Ebenfalls verschoben wurden zwei Projekte in Löhrbach: die Neugestaltung des Dorfplatzes und die Herstellung eines Verbindungswegs zwischen Kirche und Friedhof. Auch mehrere kleinere Maßnahmen in der Hornbacher Mehrzweckhalle – unter anderem soll dort eine behindertengerechte Toilette eingebaut werden – werden erst 2021 durchgeführt werden können.

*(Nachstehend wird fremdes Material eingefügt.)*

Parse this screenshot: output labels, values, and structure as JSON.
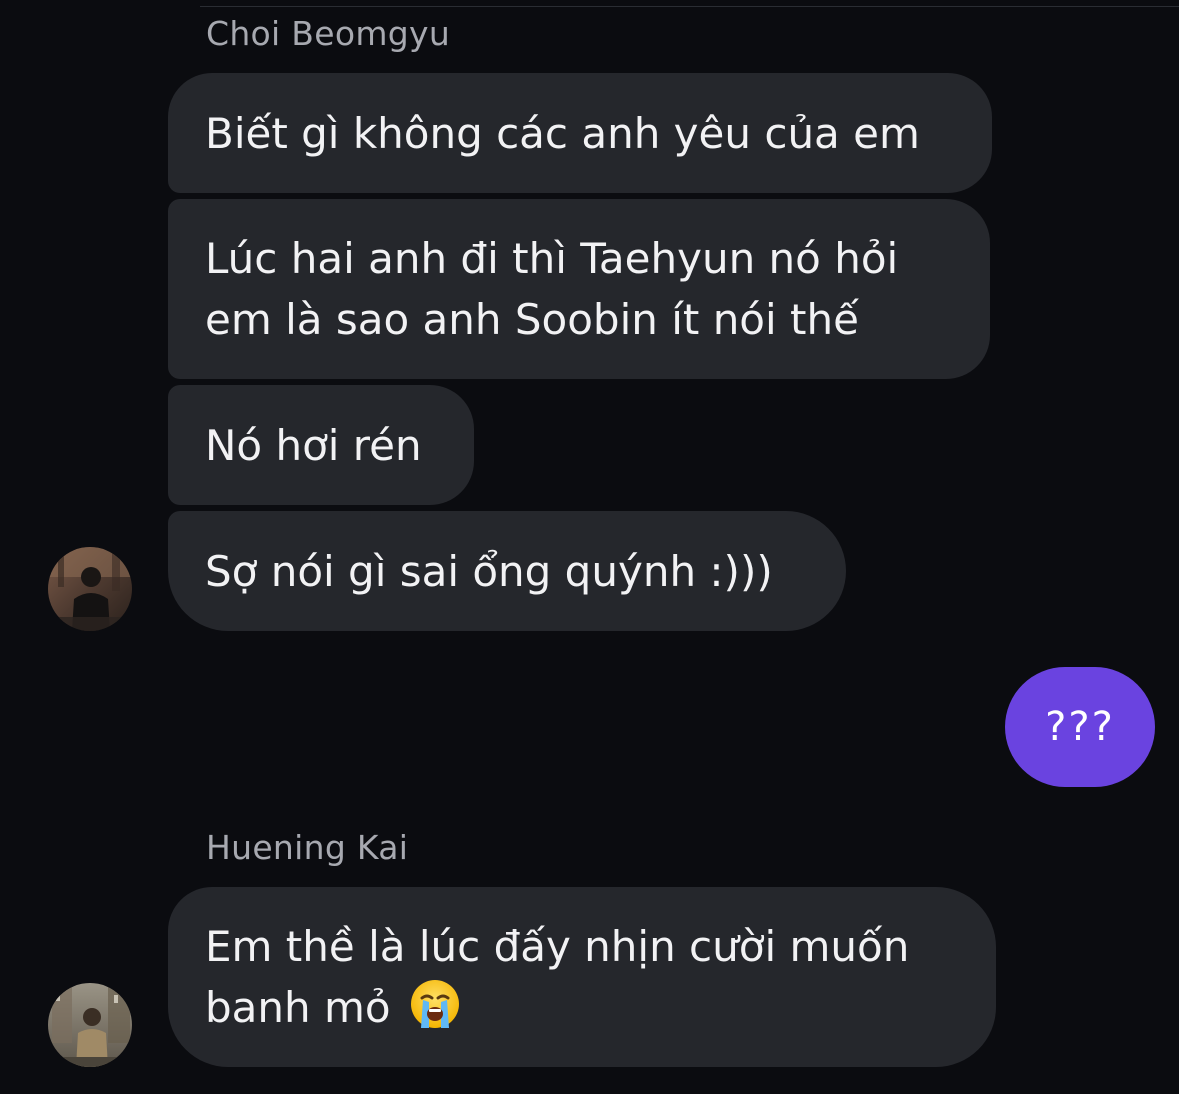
{
  "thread": {
    "groups": [
      {
        "sender": "Choi Beomgyu",
        "messages": [
          {
            "lines": [
              "Biết gì không các anh yêu của em"
            ]
          },
          {
            "lines": [
              "Lúc hai anh đi thì Taehyun nó hỏi",
              "em là sao anh Soobin ít nói thế"
            ]
          },
          {
            "lines": [
              "Nó hơi rén"
            ]
          },
          {
            "lines": [
              "Sợ nói gì sai ổng quýnh :)))"
            ]
          }
        ]
      },
      {
        "outgoing": true,
        "messages": [
          {
            "text": "???"
          }
        ]
      },
      {
        "sender": "Huening Kai",
        "messages": [
          {
            "lines": [
              "Em thề là lúc đấy nhịn cười muốn",
              "banh mỏ"
            ],
            "emoji": "loudly-crying-face-icon"
          }
        ]
      }
    ]
  },
  "colors": {
    "background": "#0b0c10",
    "incoming_bubble": "#25272c",
    "outgoing_bubble": "#6a43e0",
    "sender_name": "#a7a9b0",
    "text": "#f2f2f4"
  }
}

Gesamtvolumen 232.000 Euro

Auch die Maßnahmen des TV Reisen rund um die Südhessenhalle sollten zunächst verschoben werden. Der Turnverein will auf dem Sportplatz vor der Halle eine Tartanbahn mit einer Länge von 100 Metern bauen und die bestehende Anlage oberhalb des Platzes sanieren. Das Gesamtvolumen der Maßnahme beläuft sich 232.000 Euro. Die Gemeinde soll nach dem Wunsch des Vereins 130.000 Euro davon tragen.
In der Diskussion erklärte Bürgermeister Helmut Morr, die Verwaltung habe sich bei der Aufstellung des Haushaltsplans Gedanken darüber gemacht, welche Maßnahmen im aktuellen Haushalt veranschlagt werden können und welche auch noch im kommenden Jahr realisiert werden könnten. „Die geplanten Anlagen sind zwar für den TV Reisen wichtig, aber es sollte reichen, wenn sie erst 2021 durchgeführt werden können.“

Kies: Ein Signal setzen

Dagegen vertrat Prof. Dieter Kies (Bündnis 90/Die Grünen) die Auffassung, dem Verein zumindest einen Teil der Summe zur Verfügung zu stellen und damit ein Signal zu setzen. Dafür sprachen sich auch Ausschussvorsitzender Dr. Bernhard Klein (CDU) und Thomas Waringer (SPD) aus. Erich Kadel (Freie Wähler) schlug vor, in diesem Jahr wenigstens die Sanierung der Rasenfläche zu ermöglichen. Bürgermeister Morr schaltete sich noch einmal in die Diskussion mit ein und sagte, wenn man dem TV gegenüber ein Signal setzen wolle, solle man eher die Tartanbahn als die Rasenfläche im Blick haben. „Das ist die wichtigere Investition.“
Dr. Klein gab zu bedenken, dass der Verein die 130.000 Euro möglicherweise als Gesamtpaket erwarte. Die Frage, ob der Haushalt noch genügend Spielraum für das Maßnahmenpaket in Reisen besitze oder dafür ein weiteres anderes Projekt zurückgestellt werden müsse, stellte Seàn O’Donovan (FDP). Volker Buser wies darauf hin, nicht den zweiten vor dem ersten Schritt zu gehen. Ehe der TV Reisen Zuschüsse beantragen könne, müsse er mit der Gemeinde als Eigentümer der Südhessenhalle und des Geländes einen Pachtvertrag abschließen. Dies sei noch nicht geschehen.
Schließlich schlug Dr. Klein vor, dem TV Reisen in diesem Jahr 30.000 und im kommenden Jahr 100.000 Euro zur Verfügung zu stellen. Diesem Kompromissvorschlag konnten sich alle Ausschussmitglieder anschließen. Im Detail muss über den Antrag noch weiter beraten werden. MB

TV-Finanzierungsplan:

Nach dem vom TV Reisen vorgelegten Finanzierungsplan sollen der Bau der Tartanbahn und die Sanierung des Rasenfeldes insgesamt 232.000 Euro kosten.
Zuschuss des Landes Hessen: 50.000 Euro.
Zuschuss des Kreises Bergstraße: 5000 Euro.
Zuschuss der Gemeinde: 130.000 Euro.
Eigenmittel des Vereins: 47.000 Euro.